Yaş ve internet kullanımı faktörlerini eklemeden önce yaptığımız ilk incelemede ortaya çıkan genel sonuçta ABD’nin online satın almada Türkiye’den daha önde olduğunu görüyoruz. Satın alma sürecinde online olarak ön araştırma yapma ve arama motorlarını kullanmada ise Türkiye’nin ABD’ye göre daha etkin bir tutum sergilediği ve satın alma işlemini gerçekleştirmeden önce internette yapılan araştırmaların oldukça yüksek bir orana sahip olduğu çıkan sonuçlardan biri.
%94’lük bir oranla Türkiye’deki tüketiciler satın alma öncesinde online araştırma yaparak çıkacakları iş seyahatlerini planlıyorlar. Arama motorlarının kullanımında ise Türkiye %79’luk bir oranla ABD’nin önünde yer alıyor. Her iki ülkede de mobil telefonlardan yapılan araştırma oldukça düşük; ancak ABD, Türkiye’ye göre mobil üzerinden yapılan araştırmada daha önde yer alıyor. İletişimin doğduğu ve teknolojiyi dünyaya yayan merkez ülkelerden biri olması ABD'nin internet kullanımında etkinliğini açıklıyor.
40 yaş altındaki tüketicilerin iş seyahatlerinde online satın alma, satın alma öncesi online araştırma, arama motoru araştırması ve mobil üzerinden yapılan araştırmaların sonuçları ile filtresiz incelemenin sonuçları benzerlik gösteriyor. İki grafik arasındaki fark sadece oranların değişiklik göstermesi. Filtresiz incelemede olduğu gibi Türkiye, iş seyahatlerinde satın alma işlemini gerçekleştirmeden önce online araştırma ve arama motoru araştırmasında ABD'ye göre daha önde yer alıyor.

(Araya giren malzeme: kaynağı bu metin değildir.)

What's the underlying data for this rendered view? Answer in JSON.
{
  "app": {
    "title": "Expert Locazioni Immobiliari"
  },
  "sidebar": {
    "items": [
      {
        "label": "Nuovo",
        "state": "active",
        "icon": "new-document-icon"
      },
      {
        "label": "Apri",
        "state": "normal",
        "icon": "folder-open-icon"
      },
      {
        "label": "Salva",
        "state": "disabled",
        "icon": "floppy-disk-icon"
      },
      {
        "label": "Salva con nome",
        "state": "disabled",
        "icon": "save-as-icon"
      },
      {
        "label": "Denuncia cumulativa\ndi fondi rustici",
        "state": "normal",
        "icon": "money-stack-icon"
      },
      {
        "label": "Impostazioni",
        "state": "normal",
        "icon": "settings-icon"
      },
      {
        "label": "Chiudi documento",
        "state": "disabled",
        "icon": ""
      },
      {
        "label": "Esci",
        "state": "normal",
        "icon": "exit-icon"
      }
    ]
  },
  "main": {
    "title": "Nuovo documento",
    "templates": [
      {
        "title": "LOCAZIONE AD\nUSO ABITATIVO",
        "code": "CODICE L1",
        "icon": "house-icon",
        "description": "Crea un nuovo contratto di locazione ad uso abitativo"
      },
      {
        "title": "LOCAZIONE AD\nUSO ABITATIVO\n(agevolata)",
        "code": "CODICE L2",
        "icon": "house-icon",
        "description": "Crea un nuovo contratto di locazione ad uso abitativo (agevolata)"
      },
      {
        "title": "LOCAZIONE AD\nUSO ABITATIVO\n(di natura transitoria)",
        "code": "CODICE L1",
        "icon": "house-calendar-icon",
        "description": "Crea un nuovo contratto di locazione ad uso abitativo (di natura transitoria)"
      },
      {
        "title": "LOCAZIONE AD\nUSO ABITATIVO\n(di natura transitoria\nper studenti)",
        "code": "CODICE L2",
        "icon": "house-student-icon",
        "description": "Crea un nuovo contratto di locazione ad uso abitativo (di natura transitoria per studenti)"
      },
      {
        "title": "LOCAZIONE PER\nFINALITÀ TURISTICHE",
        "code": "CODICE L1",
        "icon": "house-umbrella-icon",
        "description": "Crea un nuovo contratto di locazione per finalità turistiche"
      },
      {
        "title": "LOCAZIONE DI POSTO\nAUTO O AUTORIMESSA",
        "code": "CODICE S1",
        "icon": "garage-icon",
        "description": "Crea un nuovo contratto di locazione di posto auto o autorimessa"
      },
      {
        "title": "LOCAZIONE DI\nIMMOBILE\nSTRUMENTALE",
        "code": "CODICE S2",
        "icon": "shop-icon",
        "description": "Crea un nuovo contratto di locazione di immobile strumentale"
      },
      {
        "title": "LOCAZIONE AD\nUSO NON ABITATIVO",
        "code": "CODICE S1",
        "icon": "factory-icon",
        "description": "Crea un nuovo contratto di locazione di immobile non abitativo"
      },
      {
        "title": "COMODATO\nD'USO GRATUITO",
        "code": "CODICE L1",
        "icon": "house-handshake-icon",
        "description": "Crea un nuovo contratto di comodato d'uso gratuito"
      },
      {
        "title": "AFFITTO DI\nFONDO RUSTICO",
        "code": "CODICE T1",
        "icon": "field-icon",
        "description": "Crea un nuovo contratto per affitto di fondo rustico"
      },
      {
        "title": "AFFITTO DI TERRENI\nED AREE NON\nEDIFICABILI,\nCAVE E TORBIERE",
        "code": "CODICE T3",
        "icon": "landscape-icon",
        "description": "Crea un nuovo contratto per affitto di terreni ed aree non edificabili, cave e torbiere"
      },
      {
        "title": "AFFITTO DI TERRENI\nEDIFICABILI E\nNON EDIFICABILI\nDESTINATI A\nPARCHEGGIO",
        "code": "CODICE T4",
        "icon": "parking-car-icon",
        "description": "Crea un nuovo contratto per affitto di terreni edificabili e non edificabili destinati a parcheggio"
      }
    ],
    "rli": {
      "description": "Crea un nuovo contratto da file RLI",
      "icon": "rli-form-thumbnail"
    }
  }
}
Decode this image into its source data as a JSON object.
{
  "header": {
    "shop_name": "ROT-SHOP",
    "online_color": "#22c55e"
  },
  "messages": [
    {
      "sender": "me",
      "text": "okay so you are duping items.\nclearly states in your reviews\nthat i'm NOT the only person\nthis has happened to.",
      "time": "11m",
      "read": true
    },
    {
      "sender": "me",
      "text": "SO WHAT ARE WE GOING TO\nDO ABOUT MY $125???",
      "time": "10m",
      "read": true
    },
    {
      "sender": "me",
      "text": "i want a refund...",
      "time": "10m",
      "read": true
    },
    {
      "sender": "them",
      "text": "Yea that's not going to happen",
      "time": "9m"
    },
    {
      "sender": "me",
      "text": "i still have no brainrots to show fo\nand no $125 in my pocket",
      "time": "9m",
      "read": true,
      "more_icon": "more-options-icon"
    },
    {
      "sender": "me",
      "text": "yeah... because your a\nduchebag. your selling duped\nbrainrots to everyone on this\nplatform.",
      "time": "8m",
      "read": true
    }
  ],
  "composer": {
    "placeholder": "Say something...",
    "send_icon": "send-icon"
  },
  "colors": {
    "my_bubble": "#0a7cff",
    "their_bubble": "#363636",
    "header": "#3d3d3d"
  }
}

İnternetin genç kuşak arasında oldukça yaygın olması 40 yaş altındaki tüketicilerin interneti neden bu kadar çok kullandıklarını gösteriyor. Araştırmamızda 40 yaş üstü tüketicilerin iş seyahatlerinde nasıl bir tutum sergilediklerine baktığımızda ise genç tüketicilerin ağırlıklı olduğu gruba göre internet kullanım oranlarının daha düşük olduğu görülüyor. Ancak bu durum size 40 yaş üstündeki tüketicilerin internetten uzak olduğunu düşündürmesin. Aksine teknolojinin hızla gelişmesi kullanıcıların yaşı kaç olursa olsun internet kullanımı arttırdı. Özellikle akıllı telefonların hayatımızdaki yeri fazlasıyla artmış ve vazgeçilmez bir hale gelmişken interneti her yaş grubundan kişilerin kullandığını söyleyebiliriz.
Tüketici davranışlarına ve tutumlarına baktığımızda ise ülkelerin sahip olduğu kültürel farklılıkların satın alma sürecini etkilediğini söylemek mümkün. Gelişmiş, gelişmekte olan ve az gelişmiş ülkelerin hepsinde varolan kültür farklılığı satın alma sürecindeki karar alma dinamiklerini etkiliyor. Örneğin yaş, cinsiyet, eğitim durumu gibi demografik özelliklerin yanında din, toplumun sosyal yapısı, gelenek ve görenekleri gibi sosyolojik kökenli özellikler de satın alma sürecinde oldukça etkili. Bir firma ya da şirket sunacağı ürün ya da hizmeti ülkenin içinde bulunduğu şartlara uygun olarak pazarlarsa, başarısızlık oranının düşeceğini söylemek mümkün.